A few years ago, while travelling with my family, we stopped at a small scenic town in Gujarat for tea. The shop owner, a middle-aged woman, was trying to make a digital payment to her supplier. She frowned at the screen, tapped a few times, then turned to her son and said, “Aa su lakhyu che? Mane samjhatun nathi” what’s written here? I don’t understand.
The incident stayed with me.
It said more about India’s digital divide than any data point or graph can ever represent. We are a country of near-universal mobile connectivity, but not of universal understanding. Our biggest digital divide today is not about who has a smartphone, but who the smartphone truly speaks to.
The data also speaks a language which is contrasting.
Today, over 800 million people are online and this number is only growing. Estimates suggest that by the end of FY2026, there will be more than a billion people who are online in India making us the second largest digital economy in the world. However, there is a catch. 98% of these online users consume content in their local language.
Yet, many digital interfaces, from government portals to apps, remain English-first. Imagine what it actually means. The app is there, the connectivity is stronger than ever, but is not understandable. When a mother in Surat hesitates to order groceries online or a farmer in Varanasi can’t navigate a loan application, the promise of “Digital India” remains unfulfilled.
Bridging the gap with AI
This is where the next leap in India’s digital journey must come from. Not faster networks. Not cheaper devices. But intelligence, intelligence that adapts to people, not the other way around.
Artificial intelligence, especially in natural language processing, is finally capable of closing the widest gap in our digital economy. The gap of comprehension. According to a 2024 IAMAI–Kantar report, over 600 million Indians identify local language as their only medium of digital comfort. Combine that with the fact that India has 22 official languages, 19,500 mother tongues and speech variants, and it becomes clear that the country’s biggest digital barrier is linguistic, not technological.

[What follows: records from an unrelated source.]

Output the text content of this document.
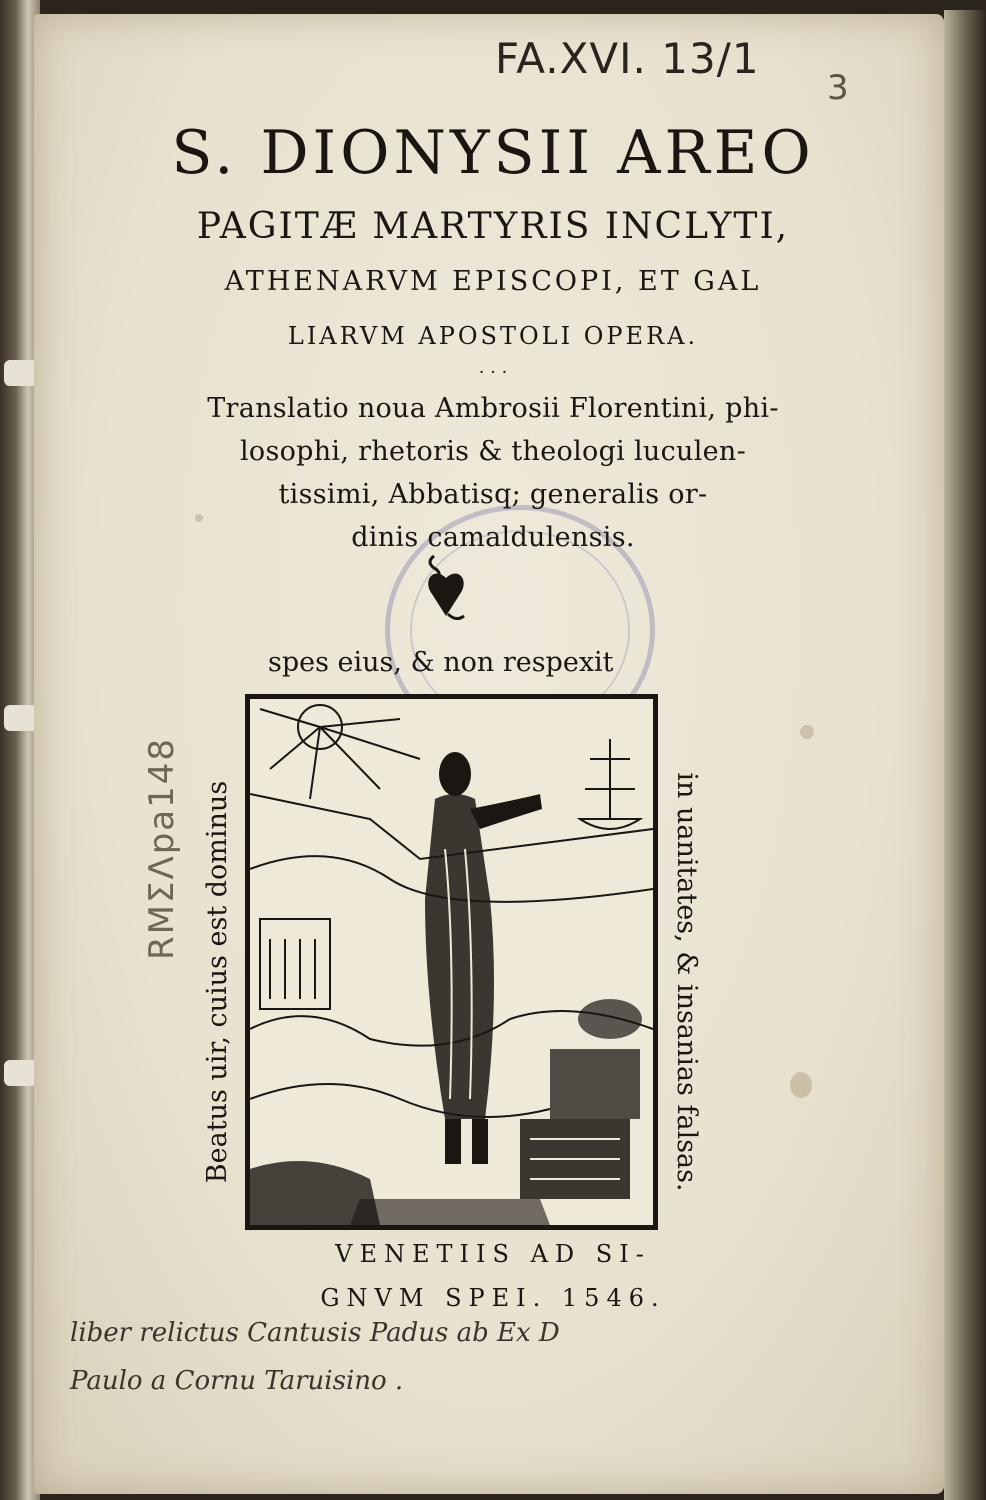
FA.XVI. 13/1
3
S. DIONYSII AREO
PAGITÆ MARTYRIS INCLYTI,
ATHENARVM EPISCOPI, ET GAL
LIARVM APOSTOLI OPERA.
· · ·
Translatio noua Ambrosii Florentini, phi-
losophi, rhetoris & theologi luculen-
tissimi, Abbatisq; generalis or-
dinis camaldulensis.
spes eius, & non respexit
Beatus uir, cuius est dominus	in uanitates, & insanias falsas.
VENETIIS AD SI-
GNVM SPEI. 1546.
liber relictus Cantusis Padus ab Ex D
Paulo a Cornu Taruisino .
RMΣΛpa148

Generative AI now enables what policymakers once considered impossible, interfaces that speak the user’s language, understand their intent, and respond in dialects as diverse as Bundeli, Kutchi, Awadhi or Marwari. The technology is no longer aspirational; it is operational. India’s language models are being trained on the world’s largest non-English user base, giving us a unique advantage: we are not just participants in the global AI race; we are its most valuable training ground.
But beyond the excitement lies the real question. What does this solve?

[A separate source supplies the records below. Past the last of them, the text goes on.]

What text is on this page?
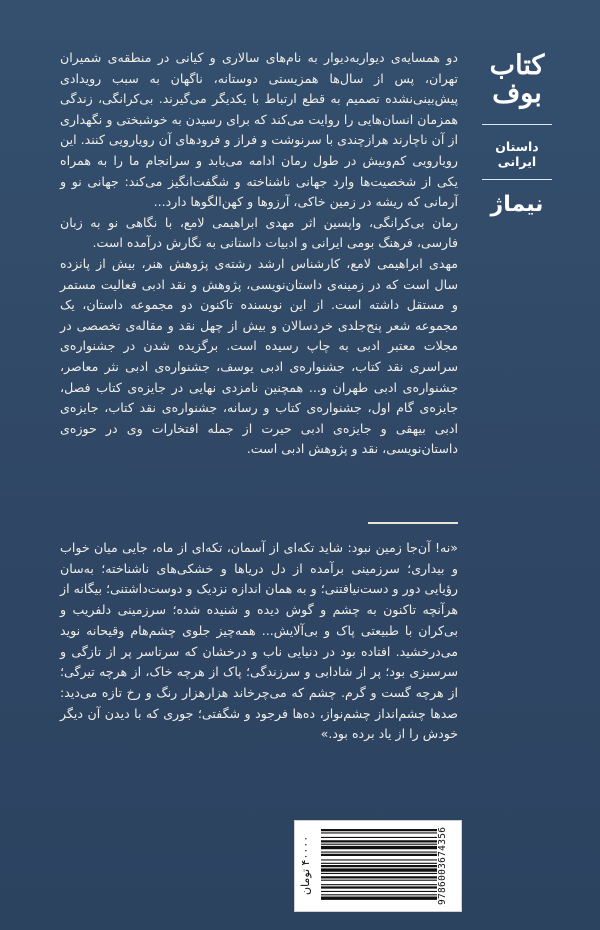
دو همسایه‌ی دیواربه‌دیوار به نام‌های سالاری و کیانی در منطقه‌ی شمیران تهران، پس از سال‌ها همزیستی دوستانه، ناگهان به سبب رویدادی پیش‌بینی‌نشده تصمیم به قطع ارتباط با یکدیگر می‌گیرند. بی‌کرانگی، زندگی همزمان انسان‌هایی را روایت می‌کند که برای رسیدن به خوشبختی و نگهداری از آن ناچارند هرازچندی با سرنوشت و فراز و فرودهای آن رویارویی کنند. این رویارویی کم‌وبیش در طول رمان ادامه می‌یابد و سرانجام ما را به همراه یکی از شخصیت‌ها وارد جهانی ناشناخته و شگفت‌انگیز می‌کند: جهانی نو و آرمانی که ریشه در زمین خاکی، آرزوها و کهن‌الگوها دارد...

رمان بی‌کرانگی، واپسین اثر مهدی ابراهیمی لامع، با نگاهی نو به زبان فارسی، فرهنگ بومی ایرانی و ادبیات داستانی به نگارش درآمده است.

مهدی ابراهیمی لامع، کارشناس ارشد رشته‌ی پژوهش هنر، بیش از پانزده سال است که در زمینه‌ی داستان‌نویسی، پژوهش و نقد ادبی فعالیت مستمر و مستقل داشته است. از این نویسنده تاکنون دو مجموعه داستان، یک مجموعه شعر پنج‌جلدی خردسالان و بیش از چهل نقد و مقاله‌ی تخصصی در مجلات معتبر ادبی به چاپ رسیده است. برگزیده شدن در جشنواره‌ی سراسری نقد کتاب، جشنواره‌ی ادبی یوسف، جشنواره‌ی ادبی نثر معاصر، جشنواره‌ی ادبی طهران و... همچنین نامزدی نهایی در جایزه‌ی کتاب فصل، جایزه‌ی گام اول، جشنواره‌ی کتاب و رسانه، جشنواره‌ی نقد کتاب، جایزه‌ی ادبی بیهقی و جایزه‌ی ادبی حیرت از جمله افتخارات وی در حوزه‌ی داستان‌نویسی، نقد و پژوهش ادبی است.

«نه! آن‌جا زمین نبود: شاید تکه‌ای از آسمان، تکه‌ای از ماه، جایی میان خواب و بیداری؛ سرزمینی برآمده از دل دریاها و خشکی‌های ناشناخته؛ به‌سان رؤیایی دور و دست‌نیافتنی؛ و به همان اندازه نزدیک و دوست‌داشتنی؛ بیگانه از هرآنچه تاکنون به چشم و گوش دیده و شنیده شده؛ سرزمینی دلفریب و بی‌کران با طبیعتی پاک و بی‌آلایش... همه‌چیز جلوی چشم‌هام وقیحانه نوید می‌درخشید. افتاده بود در دنیایی ناب و درخشان که سرتاسر پر از تازگی و سرسبزی بود؛ پر از شادابی و سرزندگی؛ پاک از هرچه خاک، از هرچه تیرگی؛ از هرچه گست و گرم. چشم که می‌چرخاند هزارهزار رنگ و رخ تازه می‌دید: صدها چشم‌انداز چشم‌نواز، ده‌ها فرجود و شگفتی؛ جوری که با دیدن آن دیگر خودش را از یاد برده بود.»

کتاب
بوف
داستان ایرانی
نیماژ
۴۰۰۰۰ تومان	9786003674356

AI can finally make digital public infrastructure inclusive by design.
Consider UPI. It processes more than 14 billion transactions a month. But imagine the next version where a user can simply say, in Bhojpuri or Garhwali, “Pachaas rupaye bhej do Shivani ko,” and the system completes the task without a single tap. No menus. No English. No fear of “Aa su lakhyu che?”
AI-powered voice interfaces alone have the potential to bring 150–200 million new users into the formal digital economy over the next three years. These are not just incremental users; they are the very citizens currently excluded by text-heavy, English-heavy design.

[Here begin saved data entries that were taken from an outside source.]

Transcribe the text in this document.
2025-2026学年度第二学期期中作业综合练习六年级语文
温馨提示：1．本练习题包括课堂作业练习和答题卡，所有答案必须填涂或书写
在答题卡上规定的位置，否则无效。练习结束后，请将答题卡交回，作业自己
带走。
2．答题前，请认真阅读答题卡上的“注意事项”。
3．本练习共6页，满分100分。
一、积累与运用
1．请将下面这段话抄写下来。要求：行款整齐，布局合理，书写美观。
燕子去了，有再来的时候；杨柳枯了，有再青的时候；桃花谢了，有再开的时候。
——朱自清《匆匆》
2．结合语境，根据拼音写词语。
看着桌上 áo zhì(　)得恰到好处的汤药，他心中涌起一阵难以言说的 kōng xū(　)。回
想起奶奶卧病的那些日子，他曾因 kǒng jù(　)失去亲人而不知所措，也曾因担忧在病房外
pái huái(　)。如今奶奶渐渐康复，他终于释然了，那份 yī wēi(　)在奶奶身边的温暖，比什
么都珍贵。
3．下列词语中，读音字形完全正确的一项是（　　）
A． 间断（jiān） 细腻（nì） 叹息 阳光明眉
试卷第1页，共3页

The stakes are even higher in public services. A farmer loses opportunities not because he lacks a smartphone, but because government advisories often reach him in a language he cannot interpret. The cost of this comprehension gap is massive, India loses an estimated $10–12 billion annually in productivity due to complex, inaccessible digital systems.
While the case for multilingual adoption is clear, many brands struggle to act on it. One challenge is fragmentation. Supporting multiple languages, dialects, and formats across apps, websites, customer support, and marketing feels operationally complex. Another is fear of quality and compliance, especially in regulated sectors like BFSI, where mistranslation can carry real risk.
Many companies still treat local languages as a “regional add-on” rather than a core growth lever. Others underestimate the cultural layer, assuming translation alone is enough, when true adoption requires transcreation, context, and tone.
AI can address these challenges, but only when implemented thoughtfully. Models must be trained on Indian linguistic realities, governed with strong human oversight, and embedded directly into enterprise workflows. When done right, multilingual AI reduces cost, improves trust, and unlocks scale rather than adding complexity.
For AI to truly democratise digital India, three things must happen:
- Interfaces must become invisible. Menus, tabs, and forms need to fade. The system should understand speech, intent, and context. That is how you build comfort for the next half-billion users.
- AI must be culturally grounded. Not just language models, but cultural models, understanding idioms, metaphors, accents, hesitation, silence. Technology that understands the way India speaks.
- Trust must be earned, not assumed.AI systems that power public services must follow the highest standards of privacy, transparency, and explainability. A tool is only empowering when the user feels safe using it.
The digital India we must build
The woman in Gujarat was not struggling with technology. She was struggling with translation. Her world was digital. But the interface was not built for her. If AI can help bridge that gap, between access and understanding, between intent and action, then India will unlock a digital dividend no country has ever seen. A billion people engaging meaningfully with digital systems is not just an economic outcome; it is a societal transformation. The next big story of India will not be about how many people came online, but how many people felt at home online. And that is a story only inclusive AI can write.